Ayrıca T biçimindeki sütunların boyları 3 ila 6 metre arasında ve ağırlıkları da 40 ila 60 ton arasında değişiyor. Akıllara takılan en önemli sorulardan biri de; ilkel el aletlerinden başka bir aletin olmadığı bu dönemde sütunların nasıl taşındığı ve nasıl dikildiği? Bu yapıların inşasında çalışan işçileri, kullandıkları araçları, ne kadar zamanda yapılmış olabileceği gibi deli sorular üşüşüyor aklınıza. Bu gizem de arkeologlar tarafından henüz çözülemedi.Y ine 12.000 yıl öncesinde bu yapıların nasıl tasarlandığı da merak ediliyor. Hangi tasarım dehası veya dehalarının hayal gücü ve teknik planlamalarının, ne yoğun bir inşa çalışmasının sonucudur bu ihtişam? Tüm bu sorulara cevap bulunduğunda insanlık tarihinin yeniden yazılacağı düşünülüyor. Şimdiki uzman tahminleri; şamanik bir düzende organize olan avcı-toplayıcı özellikteki topluluğun dini bir lider yönetiminde olduğudur. Yani idareci rahipler yönetiminde; planlayıcı, taşıyıcı, dikici vb. çeşitli grupların çalıştığı, rahiplerin ayrıca tüm topluluğu ve aynı zamanda törenleri yönettiği kabul ediliyor.
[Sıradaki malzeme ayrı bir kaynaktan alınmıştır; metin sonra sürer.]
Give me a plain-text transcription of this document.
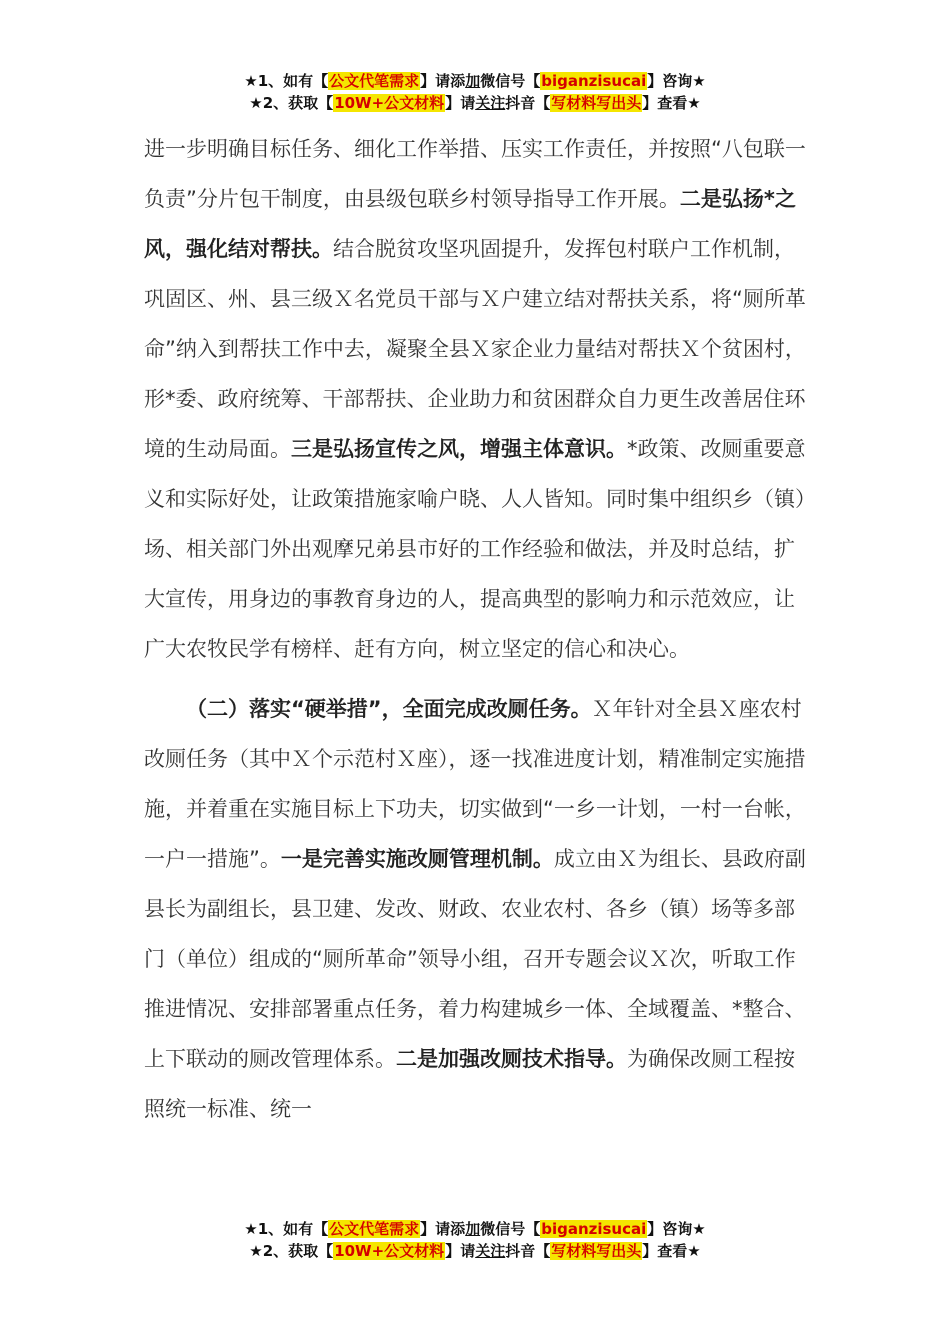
★1、如有【公文代笔需求】请添加微信号【biganzisucai】咨询★
★2、获取【10W+公文材料】请关注抖音【写材料写出头】查看★

进一步明确目标任务、细化工作举措、压实工作责任，并按照“八包联一负责”分片包干制度，由县级包联乡村领导指导工作开展。二是弘扬*之风，强化结对帮扶。结合脱贫攻坚巩固提升，发挥包村联户工作机制，巩固区、州、县三级Ｘ名党员干部与Ｘ户建立结对帮扶关系，将“厕所革命”纳入到帮扶工作中去，凝聚全县Ｘ家企业力量结对帮扶Ｘ个贫困村，形*委、政府统筹、干部帮扶、企业助力和贫困群众自力更生改善居住环境的生动局面。三是弘扬宣传之风，增强主体意识。*政策、改厕重要意义和实际好处，让政策措施家喻户晓、人人皆知。同时集中组织乡（镇）场、相关部门外出观摩兄弟县市好的工作经验和做法，并及时总结，扩大宣传，用身边的事教育身边的人，提高典型的影响力和示范效应，让广大农牧民学有榜样、赶有方向，树立坚定的信心和决心。

（二）落实“硬举措”，全面完成改厕任务。Ｘ年针对全县Ｘ座农村改厕任务（其中Ｘ个示范村Ｘ座），逐一找准进度计划，精准制定实施措施，并着重在实施目标上下功夫，切实做到“一乡一计划，一村一台帐，一户一措施”。一是完善实施改厕管理机制。成立由Ｘ为组长、县政府副县长为副组长，县卫建、发改、财政、农业农村、各乡（镇）场等多部门（单位）组成的“厕所革命”领导小组，召开专题会议Ｘ次，听取工作推进情况、安排部署重点任务，着力构建城乡一体、全域覆盖、*整合、上下联动的厕改管理体系。二是加强改厕技术指导。为确保改厕工程按照统一标准、统一

★1、如有【公文代笔需求】请添加微信号【biganzisucai】咨询★
★2、获取【10W+公文材料】请关注抖音【写材料写出头】查看★
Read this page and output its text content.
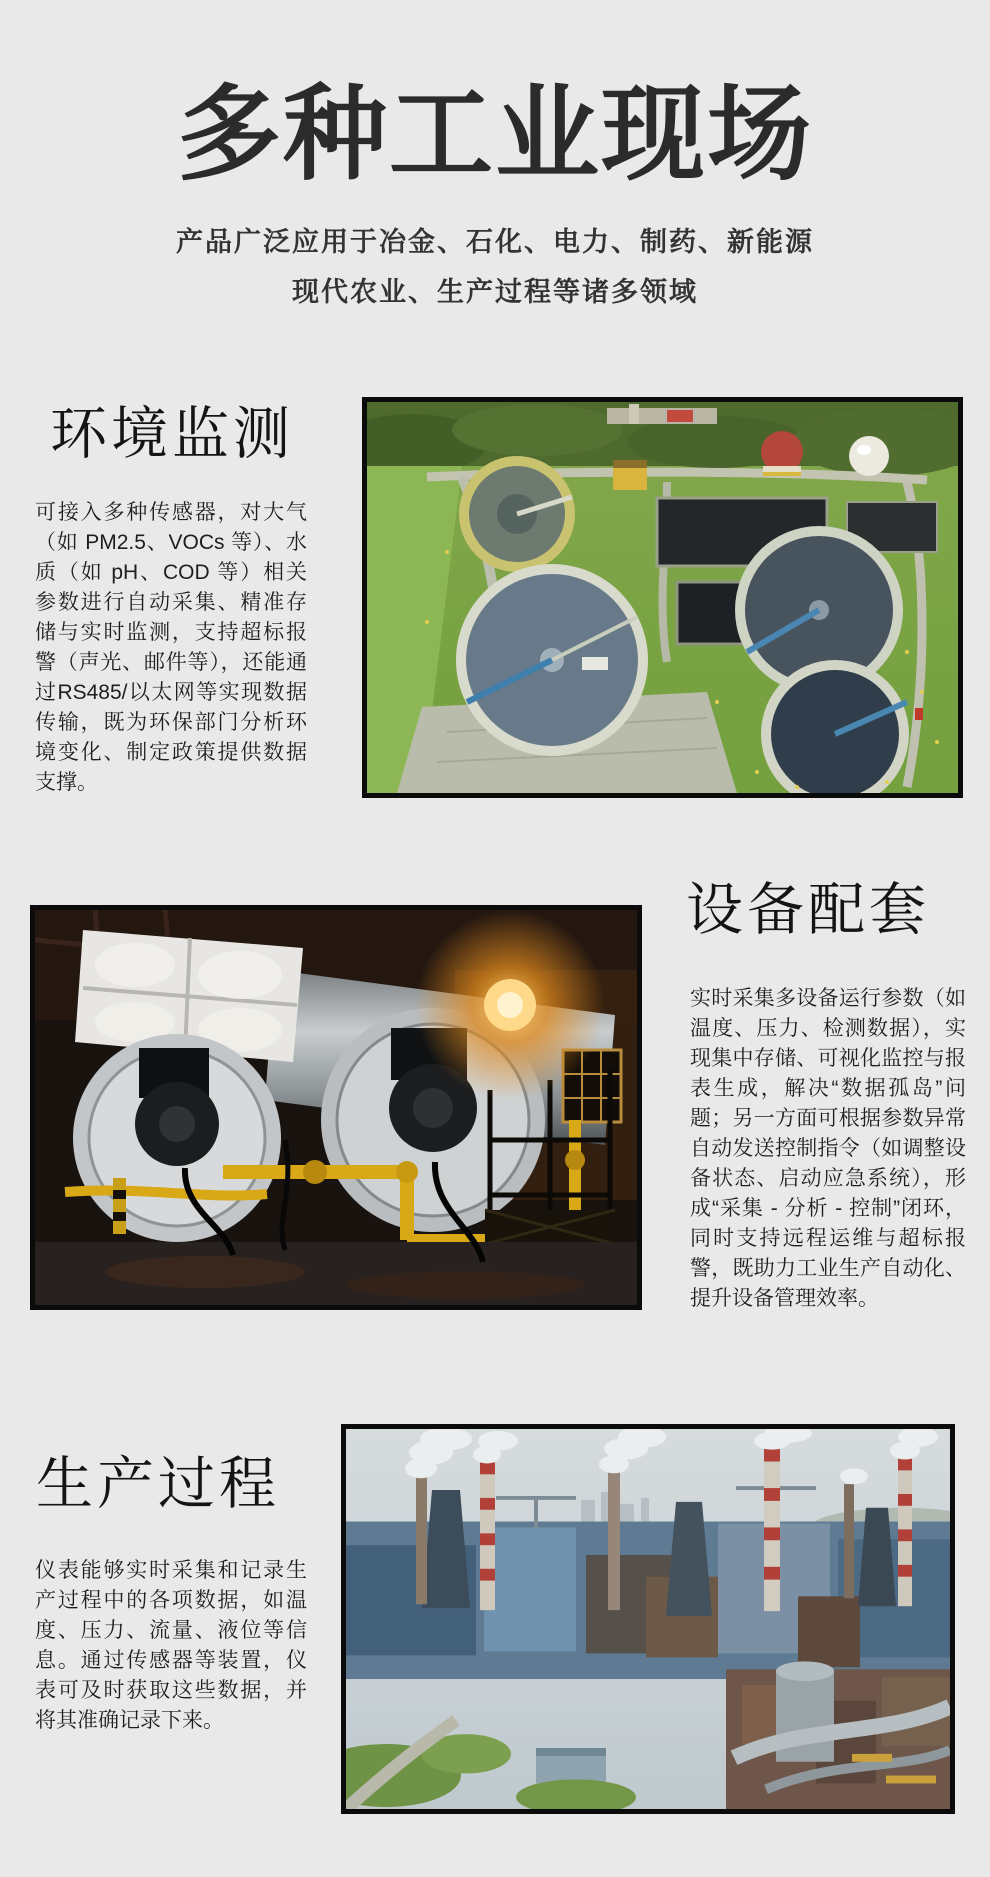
多种工业现场
产品广泛应用于冶金、石化、电力、制药、新能源
现代农业、生产过程等诸多领域
环境监测

可接入多种传感器，对大气（如 PM2.5、VOCs 等）、水质（如 pH、COD 等）相关参数进行自动采集、精准存储与实时监测，支持超标报警（声光、邮件等），还能通过RS485/以太网等实现数据传输，既为环保部门分析环境变化、制定政策提供数据支撑。

设备配套

实时采集多设备运行参数（如温度、压力、检测数据），实现集中存储、可视化监控与报表生成，解决“数据孤岛”问题；另一方面可根据参数异常自动发送控制指令（如调整设备状态、启动应急系统），形成“采集 - 分析 - 控制”闭环，同时支持远程运维与超标报警，既助力工业生产自动化、提升设备管理效率。

生产过程

仪表能够实时采集和记录生产过程中的各项数据，如温度、压力、流量、液位等信息。通过传感器等装置，仪表可及时获取这些数据，并将其准确记录下来。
Kazı başkanının hipotezi ise; Göbeklitepe’nin ölü gömme yeri ve burada yapılan tüm ayinlerin ölü gömme töreni olduğu, zeminin altında ya da henüz kazılmamış duvarların arasında ceset kalıntıları olduğu yönünde.
Göbeklitepe Hakkında İzleyebileceğiniz Yapımlar
Göbeklitepe’nin dünya gündeminde yer almaya başlamasıyla belgesel, dizi film, hatta çizgi film olarak pek çok yapım hazırlandı.Hepimizin bildiği Netflix’in ‘The Gift:Atiye’ isimli dizisi, çocuklar tarafından çok sevilen ‘Rafadan Tayfa’ serisinin animasyon filmi ‘Rafadan Tayfa Göbeklitepe’, ünlü belgesel kanalı National Geographic’in Göbeklitepe’si bu konuda ilk anda aklımıza gelen yapımlar arasında yer alıyor.
Bu yazımızı okuduktan sonra; ‘Son Yılların En Büyük Arkeolojik Keşfi Göbeklitepe’ yi ekranda da izlemek ve bir mucizeye tanıklık etmek isterseniz Youtube’da kısa bir araştırma yapmanız yeterli. İzleyebilecek ve okuyacak, yerli ve yabancı pek çok kaynağa ulaşabilirsiniz.
Sıkça Sorulan Sorular
Ülkemizde çeşitli şehirlerde değerli ‘ören yerleri’ var.İnternet üzerinden yapacağınız kolay bir ‘ören yerleri’ araştırmasıyla, yaşadığınız şehre yakın rotalardan keşfe başlayabilirsiniz.
Türkiye’de ‘Doğu & Güneydoğu’ turlarının muhakkak tercih edilmesi gereken organizasyonlardan biri olduğunu düşünüyoruz.Urfa, Antep, Diyarbakır, Mardin vb. şehirlerin kültürel , tarihsel ve gastronomi açısından zenginlikleri muhakkak keşfedilmeli.Çeşitli medeniyetlerin yaşadığı bu gizemli topraklar aynı zamanda Göbeklitepe’ye de ev sahipliği yapıyor.